Request Review of draft-weis-gdoi-iec62351-9
Requested revision No specific revision (document currently at 10)
Type Last Call Review
Team Security Area Directorate (secdir)
Deadline 2016-10-24
Requested 2016-09-29
Authors Brian Weis , Maik Seewald , Herb Falk
I-D last updated 2016-10-06
Completed reviews Genart Last Call review of -08 by Vijay K. Gurbani (diff)
Genart Last Call review of -09 by Vijay K. Gurbani (diff)
Secdir Early review of -02 by Yoav Nir (diff)
Secdir Last Call review of -08 by Yoav Nir (diff)
Opsdir Last Call review of -08 by Carlos Pignataro (diff)
Assignment Reviewer Yoav Nir
State Completed
Request Last Call review on draft-weis-gdoi-iec62351-9 by Security Area Directorate Assigned
Reviewed revision 08 (document currently at 10)
Result Has issues
Completed 2016-10-06
review-weis-gdoi-iec62351-9-08-secdir-lc-nir-2016-10-06-00
Hi.

I have reviewed this document as part of the security directorate's ongoing
effort to review all IETF documents being processed by the IESG. These comments
were written primarily for the benefit of the security area directors. Document
editors and WG chairs should treat these comments just like any other last call
comments.

Summary: Ready with a question

The draft describes using GDOI with some extensions to transport keying
material for the IEC 61850 power utility automation family of standards.
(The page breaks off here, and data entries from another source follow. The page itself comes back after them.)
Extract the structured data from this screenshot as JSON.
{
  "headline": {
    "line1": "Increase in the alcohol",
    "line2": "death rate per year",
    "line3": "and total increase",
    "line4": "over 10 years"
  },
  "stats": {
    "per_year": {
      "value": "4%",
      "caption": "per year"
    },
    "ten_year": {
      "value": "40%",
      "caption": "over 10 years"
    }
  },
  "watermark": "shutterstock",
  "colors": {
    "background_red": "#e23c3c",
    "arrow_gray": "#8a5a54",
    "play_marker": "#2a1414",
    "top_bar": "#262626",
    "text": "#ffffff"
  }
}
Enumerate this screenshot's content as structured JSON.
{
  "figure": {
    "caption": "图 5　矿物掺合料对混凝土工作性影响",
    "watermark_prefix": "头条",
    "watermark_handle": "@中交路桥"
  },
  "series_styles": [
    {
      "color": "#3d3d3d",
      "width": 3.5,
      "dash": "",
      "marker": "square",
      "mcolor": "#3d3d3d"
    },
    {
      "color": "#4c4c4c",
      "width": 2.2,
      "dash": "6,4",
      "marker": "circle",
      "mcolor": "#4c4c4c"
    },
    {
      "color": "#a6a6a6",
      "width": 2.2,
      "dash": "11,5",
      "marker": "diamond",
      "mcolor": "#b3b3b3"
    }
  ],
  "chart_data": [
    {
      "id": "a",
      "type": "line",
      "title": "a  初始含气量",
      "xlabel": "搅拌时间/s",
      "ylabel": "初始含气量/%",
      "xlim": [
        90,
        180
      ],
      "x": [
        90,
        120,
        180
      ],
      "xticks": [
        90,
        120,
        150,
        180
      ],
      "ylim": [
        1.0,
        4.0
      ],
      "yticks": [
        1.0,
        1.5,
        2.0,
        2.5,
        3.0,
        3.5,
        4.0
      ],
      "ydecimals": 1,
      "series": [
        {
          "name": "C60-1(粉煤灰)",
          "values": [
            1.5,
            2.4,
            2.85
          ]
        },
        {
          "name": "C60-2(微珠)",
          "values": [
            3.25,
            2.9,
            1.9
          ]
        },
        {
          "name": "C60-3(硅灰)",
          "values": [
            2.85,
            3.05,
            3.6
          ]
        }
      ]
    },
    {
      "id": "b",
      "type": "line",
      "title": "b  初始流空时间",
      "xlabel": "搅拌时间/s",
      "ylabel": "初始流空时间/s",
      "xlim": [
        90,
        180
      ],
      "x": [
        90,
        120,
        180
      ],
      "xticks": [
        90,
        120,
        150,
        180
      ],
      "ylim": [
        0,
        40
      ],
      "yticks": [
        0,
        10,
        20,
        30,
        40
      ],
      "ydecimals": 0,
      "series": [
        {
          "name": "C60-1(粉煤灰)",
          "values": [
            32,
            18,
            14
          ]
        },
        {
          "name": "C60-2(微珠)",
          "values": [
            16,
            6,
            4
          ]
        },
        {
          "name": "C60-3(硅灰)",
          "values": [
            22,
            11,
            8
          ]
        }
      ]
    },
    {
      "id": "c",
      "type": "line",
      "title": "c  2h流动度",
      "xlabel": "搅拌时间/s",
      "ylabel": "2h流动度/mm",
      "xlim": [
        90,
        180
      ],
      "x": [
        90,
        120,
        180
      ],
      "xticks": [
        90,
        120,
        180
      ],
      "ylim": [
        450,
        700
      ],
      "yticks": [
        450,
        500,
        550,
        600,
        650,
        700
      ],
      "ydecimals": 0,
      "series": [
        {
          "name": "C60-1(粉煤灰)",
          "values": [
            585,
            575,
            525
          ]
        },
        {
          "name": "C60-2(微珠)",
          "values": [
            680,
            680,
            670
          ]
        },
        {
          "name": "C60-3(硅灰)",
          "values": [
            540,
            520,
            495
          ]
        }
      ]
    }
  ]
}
I have previously reviewed version -02 of the draft three years ago ([1]).
Later versions addressed my issues about the document being too opaque for
people not versed in IEC protocols and terminology. It is still rather hard to
read without the relevant background, but that is to be expected in a document
targeted at a very specific audience (which I am not part of).

The Security Considerations section points to the section in RFC 6407 (GDOI).
Additional paragraphs point out that message authentication is mandatory, while
confidentiality is optional.  And yet the same paragraph makes confidentiality
a SHOULD if the packets are expected to traverse the public Internet. The last
sentence says that 128-bit AES-CBC is good enough for the foreseeable future,
"but some security policies may require the use of AES-CBC-256.” There is no
mention of why such policies may require this. The usual reason is to protect
against future attacks by quantum computers, but I think it’s fine to leave
that out.

My question is about the IEC-61850 SA TEK Payload described in Figure 4 in
section 2.2. It has separate fields for Auth Alg and Enc Alg. The Enc Alg field
has 4 possible values described in section 2.2.3, including AES-GCM-128 and
AES-GCM-256. AES-GCM is an AEAD algorithm. As such it should not be used in
conjunction with a MAC algorithm. Other protocols either omit the MAC algorithm
when an AEAD is used, or create a special ‘none’ value for such cases. Here
there are no None value (though there are two Reserved values in the IANA
considerations section). This makes it possible to have SA TEK payloads with
AES-GCM-128 and HMAC-SHA256-128.  How do you even do that? And why?